When Jack Dickinson, operator of a resort just a long cast from famous Montauk Point, became addicted to surf casting he threw everything but his wife's tableware into the waves for two years. Then he hung up his tackle with a perfect record: no fish, no strikes. Wolff once knew a surf caster who caught no fish in seven years. Finally he caught a striped bass, whereupon he quit surf casting, deeply offended.
This paucity of fish causes rumbles on the beaches. When the North Carolina channel bass run is on, fishermen stand shoulder to shoulder, slinging their lures in whistling arcs and nobody is anybody else's friend. It is a convention of tomcats.
"Hey, Buddy, will you watch your aim? I only got two ears!"
"You're over my line again."
And that universal admonition: "Would ya mind?"
Surf Caster Bill Dillon, who runs a fisherman's motel at the water's edge in Buxton, N.C., remembers the dog that came wagging up to this frenetic conga line at the height of a run. Within seconds, the dog had a No. 4 hook in his ear. Down the beach ran the dog, barking bloody murder, with ex-Marine Dillon in pursuit. The rod bent into a perfect parabola, and the fisherman reeled frantically, the trace of a mad smile at the corners of his mouth. One hundred yards down the beach, Dillon tackled the dog, and removed the lure. Nowadays the question is still debated in Buxton: Should the fisherman have tightened down on his drag, or should he have given the dog free spool and played him a little? It is an intriguing angling question, but one which, alas, will never be answered; the dog has not returned to the beach.

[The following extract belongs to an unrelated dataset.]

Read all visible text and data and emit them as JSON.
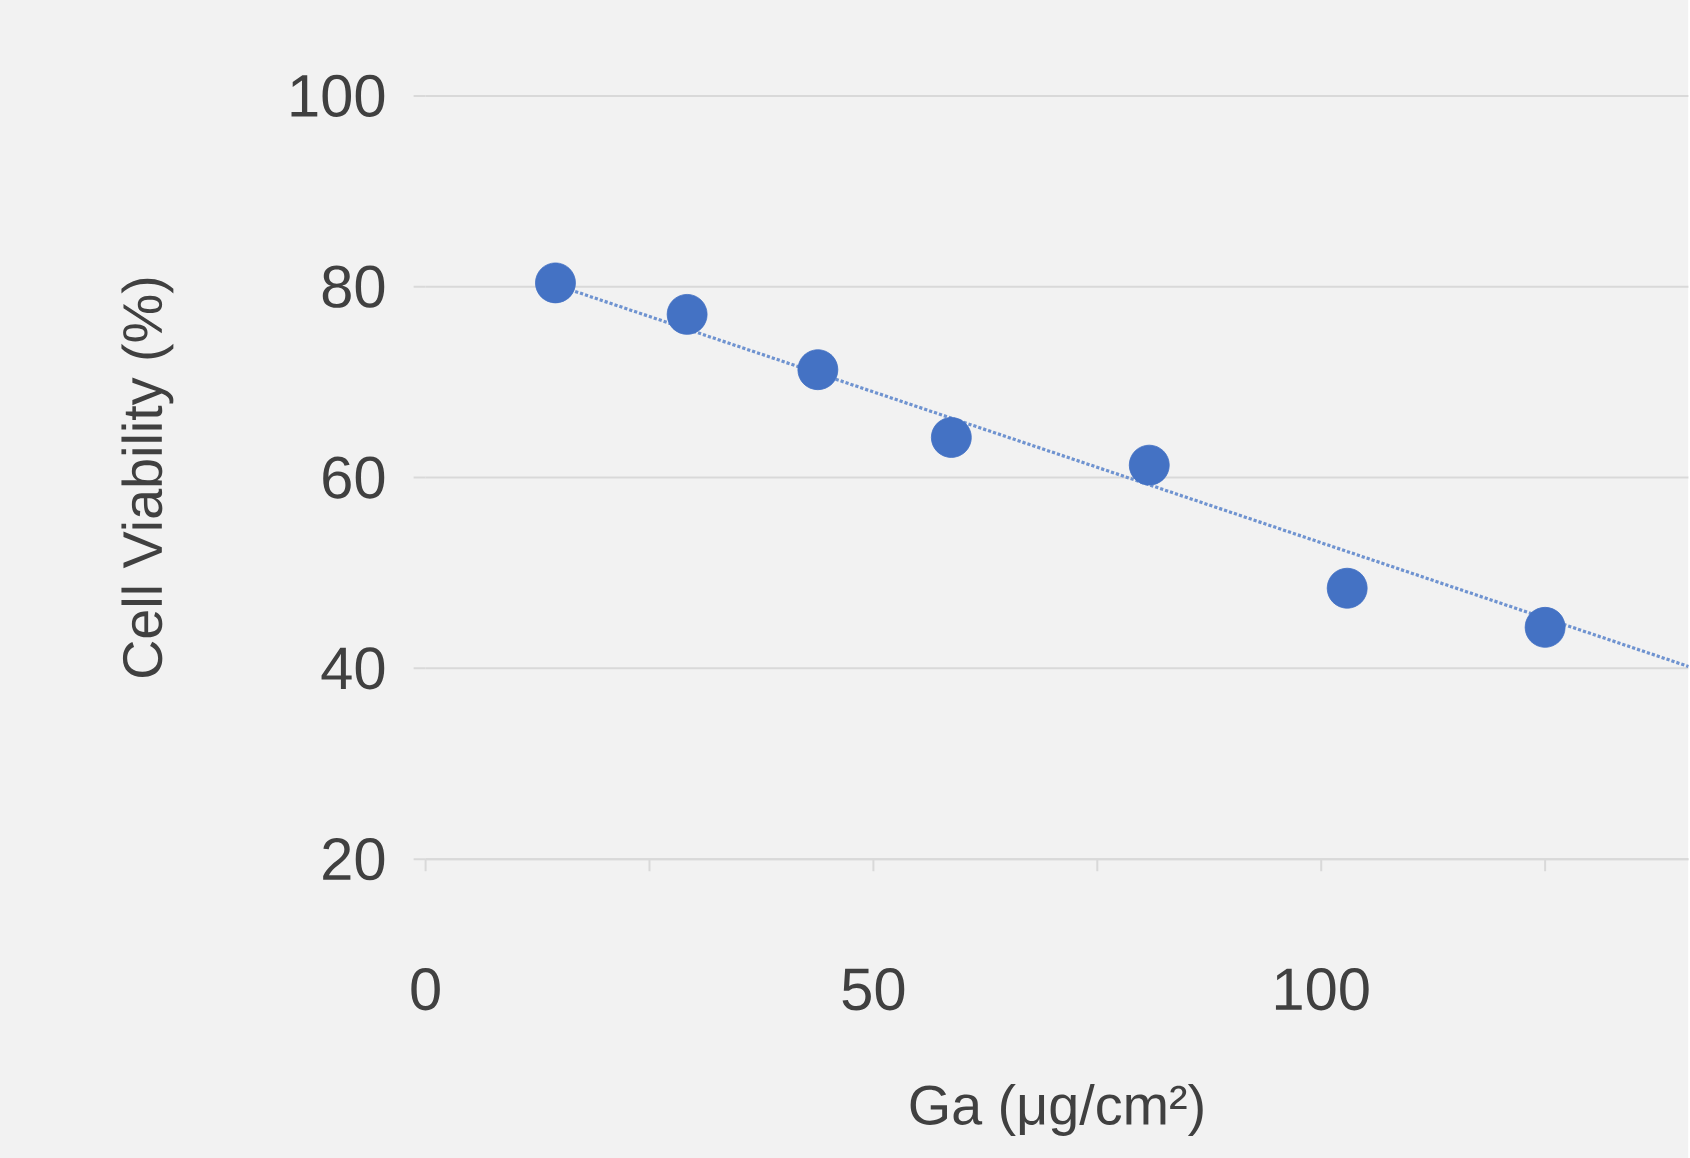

Surf casters come from miles around, sometimes materializing out of nowhere, at the first signs of fish in the surf. Try this experiment. Go to the loneliest, most remote beach you can find, and begin casting. Suddenly you will feel the eyes—looking through sand grass, peering from the tiny beach shacks. Get a fish on, and the owners of the eyes will come barreling down the beach like a troop of Indians, shouting and zinging their lures through the air while they are still 50 yards from the water.
A man who makes outdoor movies brought three dead striped bass to Shinnecock, Long Island for a surf-fishing picture. With the aid of a skin-diver yanking and pulling at them from below, the dead bass were made to look like fighting stripers in the surf. None of this dismayed the avalanche of surf casters who rushed to the scene. They saw: a) a fisherman with a bent rod; and b) a striped bass fighting in the surf. Says the moviemaker: "It didn't do a bit of good to explain. I said, 'Look they're dead!' I said, 'Can't you see the skin-diver out there?' I said, 'This is all a fake!' And all those guys did was ask me who I was kidding. I swear, as soon as I moved a footstep, there would be one of those nuts standing in my old footprint, casting."
Off Cape Cod, a fisherman who will here be identified as Dick Dementia was skulking along the beaches looking for fish. On the end of his line was a rigged eel, an efficient lure for bass. Dick Dementia saw a fisherman hook a bass; he ran to the shore and flung his bait seaward. One of the hooks caught in the lip of the fisherman, leaving the poor man bloodied and eel-draped. Dementia, a gentleman, rushed the victim to a doctor, who removed the hook and took several stitches. After the operation Dementia asked the suffering fisherman: "Did you save my eel?" The victim handed over the bloody bait, and these two typical surf fishermen went back to the beach together.
It is not absolutely necessary to be so maniacal about surf casting. There are, here and there, fishermen who simply look for signs of feeding fish in the surf, and, if they see nothing, return home. In the shadow of the Hatteras Lighthouse, local fishermen sit on the dunes for days at a time. There is a man in New York City who sets his alarm clock for the morning tide, piles into his car wearing slippers and a robe, and drives up and down the Rockaways looking for signs of feeding fish. This wraith may be seen, like Hamlet's ghost, almost any night. If he spots action he slips into waders and casting shirt, and races down to the sea. Expert surf fishermen spend far more time looking for signs of fish—circling gulls, phosphorescent spurts of moving fish in the waves, schools of bait fish which will attract big prey—than they do in the actual fishing.